КАПУ. Все приготовленное для празднества измѣнитъ теперь своему назначенью, обратится въ горестныя похороны: звуки инструментовъ — въ заунывный звонъ колоколовъ, веселый свадебный пиръ — въ мрачную похоронную трапезу, радостныя пѣсни — въ скорбную панихиду, и брачными цвѣтами уберется трупъ. Все превратится въ противоположное себѣ.

ЛОРЕ. Ступайте, синьоръ; ступайте и вы съ нимъ, синьора, и вы, синьоръ Парисъ, — приготовьтесь проводить это прекрасное тѣло въ могилу. Небо караетъ васъ за какой-нибудь грѣхъ; не раздражайте его еще болѣе, возставая противъ святой его воли. (Уходитъ за Капулетомъ, Леди Капулетъ и другими.)

1 муз. Можно и намъ убрать теперь свои инструменты, да и убираться.

КОРМ. Ахъ, уберите, уберите ихъ, мои добрые; сами видите какъ они разстроены. (Уходитъ.)

1 муз. Ну, мы, пожалуй, и настроили бы ихъ.

Входитъ Питеръ.

ПИТЕ. О, музыканты, музыканты! скорѣй: «Ликуй, мое сердце! Ликуй мое сердце!» — О, хотите, чтобъ я былъ живъ — съиграйте мнѣ: «Ликуй, мое сердце!»

1 муз.

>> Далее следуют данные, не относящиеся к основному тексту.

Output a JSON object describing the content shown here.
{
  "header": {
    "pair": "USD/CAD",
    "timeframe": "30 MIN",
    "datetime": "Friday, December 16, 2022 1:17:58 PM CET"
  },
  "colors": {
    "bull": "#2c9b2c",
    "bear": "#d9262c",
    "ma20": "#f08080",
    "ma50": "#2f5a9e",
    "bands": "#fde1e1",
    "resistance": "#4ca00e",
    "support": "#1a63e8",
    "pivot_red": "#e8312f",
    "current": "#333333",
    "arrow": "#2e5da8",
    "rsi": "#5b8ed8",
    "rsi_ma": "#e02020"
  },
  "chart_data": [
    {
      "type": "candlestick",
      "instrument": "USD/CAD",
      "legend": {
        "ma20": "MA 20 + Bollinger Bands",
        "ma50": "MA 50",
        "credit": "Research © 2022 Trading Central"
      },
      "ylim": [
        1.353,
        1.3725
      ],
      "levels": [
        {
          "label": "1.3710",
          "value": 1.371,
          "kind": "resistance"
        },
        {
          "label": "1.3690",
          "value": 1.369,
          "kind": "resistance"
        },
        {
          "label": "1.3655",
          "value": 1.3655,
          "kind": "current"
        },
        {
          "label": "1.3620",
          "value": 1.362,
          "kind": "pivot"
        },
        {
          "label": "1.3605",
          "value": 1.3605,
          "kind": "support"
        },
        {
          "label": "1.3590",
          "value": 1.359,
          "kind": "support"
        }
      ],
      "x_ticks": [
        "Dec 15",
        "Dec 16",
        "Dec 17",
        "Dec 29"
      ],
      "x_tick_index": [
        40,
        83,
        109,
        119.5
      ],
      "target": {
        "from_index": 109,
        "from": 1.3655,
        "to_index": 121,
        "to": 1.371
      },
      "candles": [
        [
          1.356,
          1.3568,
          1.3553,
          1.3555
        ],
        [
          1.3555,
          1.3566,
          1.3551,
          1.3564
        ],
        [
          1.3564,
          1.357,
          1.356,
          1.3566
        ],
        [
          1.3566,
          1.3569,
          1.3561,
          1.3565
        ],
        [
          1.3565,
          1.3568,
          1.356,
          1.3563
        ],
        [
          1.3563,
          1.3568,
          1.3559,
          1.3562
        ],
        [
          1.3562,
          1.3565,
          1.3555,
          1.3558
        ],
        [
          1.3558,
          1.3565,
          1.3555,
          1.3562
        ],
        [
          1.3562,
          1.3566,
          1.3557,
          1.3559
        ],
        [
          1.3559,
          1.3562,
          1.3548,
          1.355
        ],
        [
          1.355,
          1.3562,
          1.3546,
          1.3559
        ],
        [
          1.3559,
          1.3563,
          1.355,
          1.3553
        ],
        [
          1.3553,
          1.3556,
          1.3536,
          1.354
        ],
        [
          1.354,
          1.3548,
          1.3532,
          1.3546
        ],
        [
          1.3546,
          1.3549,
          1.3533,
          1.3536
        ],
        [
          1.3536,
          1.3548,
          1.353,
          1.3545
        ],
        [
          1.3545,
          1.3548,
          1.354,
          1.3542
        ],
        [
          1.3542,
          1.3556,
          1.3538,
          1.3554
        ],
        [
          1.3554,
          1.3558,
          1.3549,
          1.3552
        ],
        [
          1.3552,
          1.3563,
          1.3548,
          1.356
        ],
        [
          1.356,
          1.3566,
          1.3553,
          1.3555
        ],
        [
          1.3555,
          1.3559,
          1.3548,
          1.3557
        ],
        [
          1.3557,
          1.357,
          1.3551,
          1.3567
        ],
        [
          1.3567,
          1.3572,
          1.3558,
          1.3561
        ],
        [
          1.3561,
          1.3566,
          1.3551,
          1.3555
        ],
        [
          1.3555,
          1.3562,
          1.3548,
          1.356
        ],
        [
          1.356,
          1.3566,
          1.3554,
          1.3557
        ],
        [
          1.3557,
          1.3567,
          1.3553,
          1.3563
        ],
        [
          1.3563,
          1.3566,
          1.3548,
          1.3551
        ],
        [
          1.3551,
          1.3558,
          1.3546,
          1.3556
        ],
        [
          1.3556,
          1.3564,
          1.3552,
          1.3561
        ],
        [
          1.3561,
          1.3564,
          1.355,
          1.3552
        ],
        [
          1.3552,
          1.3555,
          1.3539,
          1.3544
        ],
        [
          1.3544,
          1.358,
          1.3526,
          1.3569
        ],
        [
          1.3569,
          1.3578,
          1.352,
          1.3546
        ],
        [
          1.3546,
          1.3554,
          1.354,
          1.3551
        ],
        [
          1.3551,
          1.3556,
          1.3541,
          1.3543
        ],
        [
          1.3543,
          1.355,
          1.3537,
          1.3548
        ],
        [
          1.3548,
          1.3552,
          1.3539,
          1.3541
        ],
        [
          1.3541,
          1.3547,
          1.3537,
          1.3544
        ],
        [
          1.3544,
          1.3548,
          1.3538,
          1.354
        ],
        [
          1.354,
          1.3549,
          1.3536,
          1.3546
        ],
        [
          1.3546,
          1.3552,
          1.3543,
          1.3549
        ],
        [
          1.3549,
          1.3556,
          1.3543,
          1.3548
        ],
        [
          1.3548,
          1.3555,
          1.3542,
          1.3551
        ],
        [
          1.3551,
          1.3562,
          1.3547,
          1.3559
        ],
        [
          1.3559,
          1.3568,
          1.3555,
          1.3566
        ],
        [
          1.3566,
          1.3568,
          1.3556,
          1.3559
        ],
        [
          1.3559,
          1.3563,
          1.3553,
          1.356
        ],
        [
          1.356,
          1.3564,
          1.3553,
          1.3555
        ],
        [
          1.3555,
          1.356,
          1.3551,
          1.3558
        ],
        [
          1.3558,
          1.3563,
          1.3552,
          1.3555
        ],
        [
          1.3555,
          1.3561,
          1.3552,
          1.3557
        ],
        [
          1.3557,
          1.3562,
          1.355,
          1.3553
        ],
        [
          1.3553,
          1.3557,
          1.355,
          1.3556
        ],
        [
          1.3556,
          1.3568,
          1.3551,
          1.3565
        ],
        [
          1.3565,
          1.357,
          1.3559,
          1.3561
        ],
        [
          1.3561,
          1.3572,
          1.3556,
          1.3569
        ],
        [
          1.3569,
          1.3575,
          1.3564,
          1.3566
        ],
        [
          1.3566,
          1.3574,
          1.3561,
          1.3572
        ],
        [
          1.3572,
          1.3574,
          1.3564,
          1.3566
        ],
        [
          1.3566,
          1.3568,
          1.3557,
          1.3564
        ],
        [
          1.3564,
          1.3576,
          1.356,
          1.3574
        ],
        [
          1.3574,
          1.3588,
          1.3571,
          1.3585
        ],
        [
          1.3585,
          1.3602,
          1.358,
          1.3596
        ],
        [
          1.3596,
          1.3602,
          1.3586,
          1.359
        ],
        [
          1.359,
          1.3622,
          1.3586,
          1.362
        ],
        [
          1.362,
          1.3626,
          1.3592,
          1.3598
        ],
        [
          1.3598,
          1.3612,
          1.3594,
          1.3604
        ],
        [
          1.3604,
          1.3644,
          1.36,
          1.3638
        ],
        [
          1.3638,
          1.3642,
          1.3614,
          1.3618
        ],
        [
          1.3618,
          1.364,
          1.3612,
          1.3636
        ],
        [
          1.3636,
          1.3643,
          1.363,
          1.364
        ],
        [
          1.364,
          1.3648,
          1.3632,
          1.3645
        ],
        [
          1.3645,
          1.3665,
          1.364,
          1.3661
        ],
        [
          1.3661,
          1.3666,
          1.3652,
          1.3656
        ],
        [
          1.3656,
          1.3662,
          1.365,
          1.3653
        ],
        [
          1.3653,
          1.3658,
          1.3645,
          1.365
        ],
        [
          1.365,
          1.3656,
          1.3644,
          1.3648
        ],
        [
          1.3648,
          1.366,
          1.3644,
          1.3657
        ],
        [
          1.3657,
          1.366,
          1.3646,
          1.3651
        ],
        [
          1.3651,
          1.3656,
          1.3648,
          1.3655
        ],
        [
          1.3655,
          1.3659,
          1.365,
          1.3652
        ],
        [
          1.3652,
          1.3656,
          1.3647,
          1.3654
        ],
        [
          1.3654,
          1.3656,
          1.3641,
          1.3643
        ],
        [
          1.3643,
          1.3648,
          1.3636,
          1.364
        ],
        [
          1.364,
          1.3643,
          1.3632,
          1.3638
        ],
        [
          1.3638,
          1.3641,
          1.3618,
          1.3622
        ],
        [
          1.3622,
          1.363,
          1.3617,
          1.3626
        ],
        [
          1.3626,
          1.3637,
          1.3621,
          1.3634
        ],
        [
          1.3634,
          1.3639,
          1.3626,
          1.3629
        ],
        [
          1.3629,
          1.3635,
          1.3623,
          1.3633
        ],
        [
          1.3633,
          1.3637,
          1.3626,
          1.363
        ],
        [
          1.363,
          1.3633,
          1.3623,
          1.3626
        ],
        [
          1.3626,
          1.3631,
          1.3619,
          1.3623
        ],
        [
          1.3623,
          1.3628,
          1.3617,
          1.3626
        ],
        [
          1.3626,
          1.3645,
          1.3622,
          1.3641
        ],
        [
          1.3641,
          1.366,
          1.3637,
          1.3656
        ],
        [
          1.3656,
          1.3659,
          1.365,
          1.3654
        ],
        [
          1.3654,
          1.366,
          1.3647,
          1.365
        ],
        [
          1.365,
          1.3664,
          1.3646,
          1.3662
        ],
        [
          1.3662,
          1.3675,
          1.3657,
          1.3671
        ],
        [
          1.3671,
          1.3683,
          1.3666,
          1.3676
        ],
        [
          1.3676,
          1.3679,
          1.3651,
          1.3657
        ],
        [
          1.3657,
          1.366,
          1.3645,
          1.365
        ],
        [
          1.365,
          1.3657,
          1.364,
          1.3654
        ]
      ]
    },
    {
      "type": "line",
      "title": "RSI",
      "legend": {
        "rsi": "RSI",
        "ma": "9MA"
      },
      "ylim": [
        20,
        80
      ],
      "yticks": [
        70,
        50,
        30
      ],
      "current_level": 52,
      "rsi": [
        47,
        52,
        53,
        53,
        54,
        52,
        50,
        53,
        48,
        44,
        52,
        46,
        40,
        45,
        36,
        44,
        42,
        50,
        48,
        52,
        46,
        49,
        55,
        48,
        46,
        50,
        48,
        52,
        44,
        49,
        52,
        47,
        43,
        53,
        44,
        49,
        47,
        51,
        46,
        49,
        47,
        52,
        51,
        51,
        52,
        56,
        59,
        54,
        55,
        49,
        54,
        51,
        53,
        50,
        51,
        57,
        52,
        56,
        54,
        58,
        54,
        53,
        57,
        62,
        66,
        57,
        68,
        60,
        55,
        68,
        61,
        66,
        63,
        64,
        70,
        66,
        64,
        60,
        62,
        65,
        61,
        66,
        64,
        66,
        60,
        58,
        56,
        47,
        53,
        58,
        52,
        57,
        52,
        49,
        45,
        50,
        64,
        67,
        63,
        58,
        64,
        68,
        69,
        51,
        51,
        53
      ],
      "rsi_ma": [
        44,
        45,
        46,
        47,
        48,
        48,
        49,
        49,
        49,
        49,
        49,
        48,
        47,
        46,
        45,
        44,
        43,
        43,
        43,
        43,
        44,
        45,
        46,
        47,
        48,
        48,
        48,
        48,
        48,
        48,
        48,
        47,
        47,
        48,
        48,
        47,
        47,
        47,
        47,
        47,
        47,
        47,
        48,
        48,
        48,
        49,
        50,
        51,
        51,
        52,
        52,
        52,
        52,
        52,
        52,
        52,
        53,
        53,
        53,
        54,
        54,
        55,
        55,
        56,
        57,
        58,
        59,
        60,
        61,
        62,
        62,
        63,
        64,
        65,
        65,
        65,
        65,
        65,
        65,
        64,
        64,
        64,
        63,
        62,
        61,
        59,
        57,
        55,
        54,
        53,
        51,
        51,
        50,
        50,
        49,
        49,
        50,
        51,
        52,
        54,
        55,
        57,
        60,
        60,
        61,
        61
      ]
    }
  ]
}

Почему жь «Ликуй мое сердце»?

ПИТЕ. Да потому что само мое сердце играетъ ужь: «Ноетъ мое сердце». О, съиграйте мнѣ какую нибудь веселую заупокойную пѣсенку.

2 муз. Не время теперь играть.

ПИТЕ. Такъ не хотите?

2 муз. Не хотимъ.

ПИТЕ. Заплачу же я вамъ.

1 муз. Чѣмъ это?

ПИТЕ. Ужь конечно не деньгами, а остротами; скажу — скоморохи вы.

1 муз. Ну и я скажу — холопъ ты.

ПИТЕ. А я и стукну холопьимъ кинжаломъ по башкѣ твоей. (Обнажая кинжалъ) Не терплю крючковъ; задамъ вамъ такое Ре, такое Фа. Понимаете?

1 муз. Положишь стало на ноты?

2 муз. Вмѣсто кинжала, обнажи-ка лучше остроту-то свою.

ПИТЕ. Такъ берегитесь же остроты моей. Отдую васъ и булатной остротой моей; булатный же кинжалъ влагаю въ ножны. — Отвѣчайте мнѣ, какъ люди:

Когда невыносимой скорби муки

И грудь и голову томятъ,

То музыки серебряные звуки —

Почему жь это серебряные звуки? почему, музыки серебряные звуки? Ну, ты, Симонъ Струнка, что ты на это скажешь?

1 муз. Потому, вѣрно, что у серебра звукъ пріятный.

ПИТЕ. Врешь! — Что ты скажешь, Гугъ Гудокъ?

2 МУЗ. А потому и серебряные, что за серебро вѣдь музыканты играютъ.

ПИТЕ. И ты врешь! — Что скажешь ты, Джемсъ Подставка?

3 МУЗ. Я ужь и не знаю что сказать мнѣ.

ПИТЕ. Ахъ, извини! я и забылъ что ты пѣвчій. Скажу за тебя. Музыки серебряные звуки, потому что музыкантамъ рѣдко приходится звучать золотомъ.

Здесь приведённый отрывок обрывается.